Hamilton has already made history. It received the Pulitzer Prize for best drama, and currently holds the record for most Tony nominations, with a staggering 16. It undoubtedly deserves all the recognition it has received.
The curtains open to an energetic and informative hip hop number, “Alexander Hamilton.” The musical number sets the exposition and describes how Alexander Hamilton went from his immigrant orphan life to that of an American hero.
Hamilton has a brilliant soundtrack. With standout songs including “Satisfied,” beautifully sung by Renee Elise Goldsberry (The Good Wife), and “The Room Where it Happens,” sung by Leslie Odom Jr. (Smash), this audacious soundtrack infuses traditional Broadway music, hip hop and poetry to create a cutting edge sound with something for everyone to enjoy.
Following our founding fathers, this play takes risks that separate it from any other musical.

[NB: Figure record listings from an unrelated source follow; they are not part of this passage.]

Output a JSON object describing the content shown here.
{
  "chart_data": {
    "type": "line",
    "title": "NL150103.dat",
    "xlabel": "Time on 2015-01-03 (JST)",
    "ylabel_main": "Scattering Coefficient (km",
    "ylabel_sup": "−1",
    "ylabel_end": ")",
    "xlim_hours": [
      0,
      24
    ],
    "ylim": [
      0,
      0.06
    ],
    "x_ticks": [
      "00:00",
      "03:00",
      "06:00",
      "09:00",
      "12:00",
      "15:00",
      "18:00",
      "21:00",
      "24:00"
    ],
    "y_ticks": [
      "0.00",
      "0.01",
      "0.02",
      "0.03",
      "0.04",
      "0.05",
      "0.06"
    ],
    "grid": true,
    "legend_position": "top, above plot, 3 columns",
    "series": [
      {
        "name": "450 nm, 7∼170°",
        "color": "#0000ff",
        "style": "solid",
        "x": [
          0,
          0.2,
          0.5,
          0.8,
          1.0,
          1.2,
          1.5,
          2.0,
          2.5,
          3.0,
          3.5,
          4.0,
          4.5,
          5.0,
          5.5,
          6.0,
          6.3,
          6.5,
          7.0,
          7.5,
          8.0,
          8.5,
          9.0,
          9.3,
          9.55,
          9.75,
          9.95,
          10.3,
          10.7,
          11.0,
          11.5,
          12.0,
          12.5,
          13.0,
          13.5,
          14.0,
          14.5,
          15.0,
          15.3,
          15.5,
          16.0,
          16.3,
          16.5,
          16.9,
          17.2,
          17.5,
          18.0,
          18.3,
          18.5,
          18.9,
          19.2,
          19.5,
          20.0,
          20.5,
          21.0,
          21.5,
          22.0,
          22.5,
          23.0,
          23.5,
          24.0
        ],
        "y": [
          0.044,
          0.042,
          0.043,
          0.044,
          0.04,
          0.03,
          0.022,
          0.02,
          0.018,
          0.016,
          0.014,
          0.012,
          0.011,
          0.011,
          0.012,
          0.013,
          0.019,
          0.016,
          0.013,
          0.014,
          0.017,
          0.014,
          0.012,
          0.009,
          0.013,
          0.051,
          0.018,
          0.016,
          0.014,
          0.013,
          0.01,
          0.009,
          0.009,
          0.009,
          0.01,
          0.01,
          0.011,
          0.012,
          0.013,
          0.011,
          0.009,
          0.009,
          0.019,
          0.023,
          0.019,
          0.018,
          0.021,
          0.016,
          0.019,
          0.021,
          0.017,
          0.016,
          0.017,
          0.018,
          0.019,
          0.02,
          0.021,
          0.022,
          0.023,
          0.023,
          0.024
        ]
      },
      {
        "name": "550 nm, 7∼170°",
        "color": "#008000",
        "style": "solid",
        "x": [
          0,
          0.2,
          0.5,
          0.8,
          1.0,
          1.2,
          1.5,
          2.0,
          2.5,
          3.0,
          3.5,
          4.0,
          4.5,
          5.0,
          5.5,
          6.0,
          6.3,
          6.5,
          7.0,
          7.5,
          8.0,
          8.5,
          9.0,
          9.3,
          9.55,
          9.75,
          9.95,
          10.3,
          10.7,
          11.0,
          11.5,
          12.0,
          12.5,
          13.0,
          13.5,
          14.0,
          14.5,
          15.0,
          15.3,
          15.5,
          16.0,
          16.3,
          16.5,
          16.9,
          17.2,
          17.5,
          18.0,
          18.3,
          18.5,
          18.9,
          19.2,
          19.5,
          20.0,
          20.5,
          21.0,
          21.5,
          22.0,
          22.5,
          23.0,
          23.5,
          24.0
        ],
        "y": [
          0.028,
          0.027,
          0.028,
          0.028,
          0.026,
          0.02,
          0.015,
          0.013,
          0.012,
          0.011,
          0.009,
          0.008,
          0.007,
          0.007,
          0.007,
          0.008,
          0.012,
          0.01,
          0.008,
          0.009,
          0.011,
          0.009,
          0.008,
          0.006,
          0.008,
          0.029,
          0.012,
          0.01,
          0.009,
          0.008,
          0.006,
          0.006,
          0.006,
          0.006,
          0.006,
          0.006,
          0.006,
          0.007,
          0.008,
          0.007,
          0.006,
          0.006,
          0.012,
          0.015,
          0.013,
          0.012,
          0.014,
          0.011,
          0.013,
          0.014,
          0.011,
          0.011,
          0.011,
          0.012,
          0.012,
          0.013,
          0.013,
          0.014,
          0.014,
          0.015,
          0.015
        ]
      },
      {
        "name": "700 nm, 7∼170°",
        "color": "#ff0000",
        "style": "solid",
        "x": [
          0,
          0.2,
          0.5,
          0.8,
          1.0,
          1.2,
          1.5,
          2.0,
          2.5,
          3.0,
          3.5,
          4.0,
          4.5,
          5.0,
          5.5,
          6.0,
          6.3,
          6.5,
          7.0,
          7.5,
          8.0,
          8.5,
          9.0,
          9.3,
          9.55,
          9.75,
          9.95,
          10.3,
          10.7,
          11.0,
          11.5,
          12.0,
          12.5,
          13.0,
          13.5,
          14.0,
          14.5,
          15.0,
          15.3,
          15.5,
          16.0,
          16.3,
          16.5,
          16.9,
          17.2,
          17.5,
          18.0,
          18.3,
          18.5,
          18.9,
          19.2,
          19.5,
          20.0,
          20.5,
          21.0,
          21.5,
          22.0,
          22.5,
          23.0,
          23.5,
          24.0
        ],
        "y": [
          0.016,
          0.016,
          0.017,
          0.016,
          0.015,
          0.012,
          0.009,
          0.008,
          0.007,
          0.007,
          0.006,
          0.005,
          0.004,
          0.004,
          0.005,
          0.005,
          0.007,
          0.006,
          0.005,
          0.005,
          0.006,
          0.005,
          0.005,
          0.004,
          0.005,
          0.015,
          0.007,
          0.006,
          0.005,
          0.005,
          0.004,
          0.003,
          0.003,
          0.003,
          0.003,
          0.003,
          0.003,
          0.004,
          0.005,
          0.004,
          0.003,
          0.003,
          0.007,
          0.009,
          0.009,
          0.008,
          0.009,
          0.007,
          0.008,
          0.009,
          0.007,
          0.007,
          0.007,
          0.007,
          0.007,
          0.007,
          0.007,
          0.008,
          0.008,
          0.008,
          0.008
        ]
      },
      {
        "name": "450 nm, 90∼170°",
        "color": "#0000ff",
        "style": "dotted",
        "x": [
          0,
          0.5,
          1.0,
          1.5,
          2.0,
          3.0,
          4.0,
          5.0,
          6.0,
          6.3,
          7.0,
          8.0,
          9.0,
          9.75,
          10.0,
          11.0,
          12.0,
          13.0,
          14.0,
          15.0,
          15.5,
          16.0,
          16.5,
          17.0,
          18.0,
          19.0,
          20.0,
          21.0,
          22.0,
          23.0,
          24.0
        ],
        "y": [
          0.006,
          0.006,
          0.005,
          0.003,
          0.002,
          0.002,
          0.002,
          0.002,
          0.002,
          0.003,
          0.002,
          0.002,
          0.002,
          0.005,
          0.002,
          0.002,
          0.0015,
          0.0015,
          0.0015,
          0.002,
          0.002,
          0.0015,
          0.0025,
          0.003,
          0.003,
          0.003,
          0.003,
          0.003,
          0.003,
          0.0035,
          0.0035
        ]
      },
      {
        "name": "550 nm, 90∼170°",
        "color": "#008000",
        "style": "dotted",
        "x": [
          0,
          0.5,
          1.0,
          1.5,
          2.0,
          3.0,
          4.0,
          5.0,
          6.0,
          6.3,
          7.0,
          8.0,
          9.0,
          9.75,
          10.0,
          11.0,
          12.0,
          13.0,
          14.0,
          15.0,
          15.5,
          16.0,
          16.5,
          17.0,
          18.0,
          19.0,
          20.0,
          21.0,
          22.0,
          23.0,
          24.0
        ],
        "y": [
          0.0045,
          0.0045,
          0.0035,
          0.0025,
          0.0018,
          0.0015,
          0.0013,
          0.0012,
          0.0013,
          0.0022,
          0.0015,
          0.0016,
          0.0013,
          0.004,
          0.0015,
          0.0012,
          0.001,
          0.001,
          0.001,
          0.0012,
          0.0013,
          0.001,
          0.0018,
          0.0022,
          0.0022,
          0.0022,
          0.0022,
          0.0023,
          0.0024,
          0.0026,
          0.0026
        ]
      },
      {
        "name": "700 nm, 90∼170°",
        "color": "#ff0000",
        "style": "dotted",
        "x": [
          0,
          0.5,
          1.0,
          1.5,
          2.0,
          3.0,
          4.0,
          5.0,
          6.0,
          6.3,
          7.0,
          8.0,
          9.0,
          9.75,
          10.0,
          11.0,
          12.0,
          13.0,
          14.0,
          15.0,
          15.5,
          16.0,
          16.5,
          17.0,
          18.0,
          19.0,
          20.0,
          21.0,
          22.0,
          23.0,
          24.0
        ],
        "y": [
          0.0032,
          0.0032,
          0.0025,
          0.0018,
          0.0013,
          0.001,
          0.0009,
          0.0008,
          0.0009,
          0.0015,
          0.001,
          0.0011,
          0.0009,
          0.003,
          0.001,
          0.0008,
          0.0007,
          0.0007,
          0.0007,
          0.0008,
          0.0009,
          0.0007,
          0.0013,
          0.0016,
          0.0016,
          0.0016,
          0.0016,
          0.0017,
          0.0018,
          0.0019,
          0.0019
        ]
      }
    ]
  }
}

One of the biggest risks that Hamilton takes is casting well-known historical figures as different races and ethnicities. Most of the lead actors are black, but portray white characters, such as
Thomas Jefferson, George Washington, and Aaron Burr. Miranda, who plays Alexander Hamilton, is Puerto
Rican. The only white lead in the play is Jonathan Groff, who portrays King George III.
According to freshman Josie Bourelly, Hamilton “breaks all the stereotypes.The play tells history by the people of the present.”
Since the nature of this show is political, it makes sense that this musical’s cast is so diverse. While the play does delve into the politics of the Revolutionary War era with great depth, it also highlights the issues facing our current nation such as immigration. Although inserting politics in a play is bold and often polarizing, if done right, it adds cultural significance to the show and connects the past to the present.
Hamilton connects the Revolutionary War era to modern times in a way that Broadway has never seen before. Hamilton succeeds in breaking down the wall of time, portraying these historical figures who lived so long ago as interesting characters rather than old white men from a textbook.
The character development in the musical plays a huge role in breaking this wall. Hamilton, Jefferson and Burr were not perfect, contrary to what one’s history teacher may say. In the play, these men deal with issues relating to rivalry, relationships and jealousy,among other conflicts that many people today can relate to. They got themselves into just as many bad situations as they did good, and they evolve as the play proceeds.
Hamilton has also changed the way teachers teach history.
According to AP U.S. History teacher Rodney Van Tassell, he used the song, “Cabinet Battle #1” to help his students understand Hamilton’s fiscal plan. AP U.S. History teacher Amanda Marshall used clips from Hamilton as well in her class. “The students really enjoy these clips,” Marshall said.
A question that was echoed by every character throughout the play was the question of who will live, who will die and who will tell their story. Director Thomas Kail, Miranda and the rest of the cast told the story of Alexander Hamilton in the most accurate and heartfelt way possible, and Alexander Hamilton can now rest easy, knowing that his story has been told.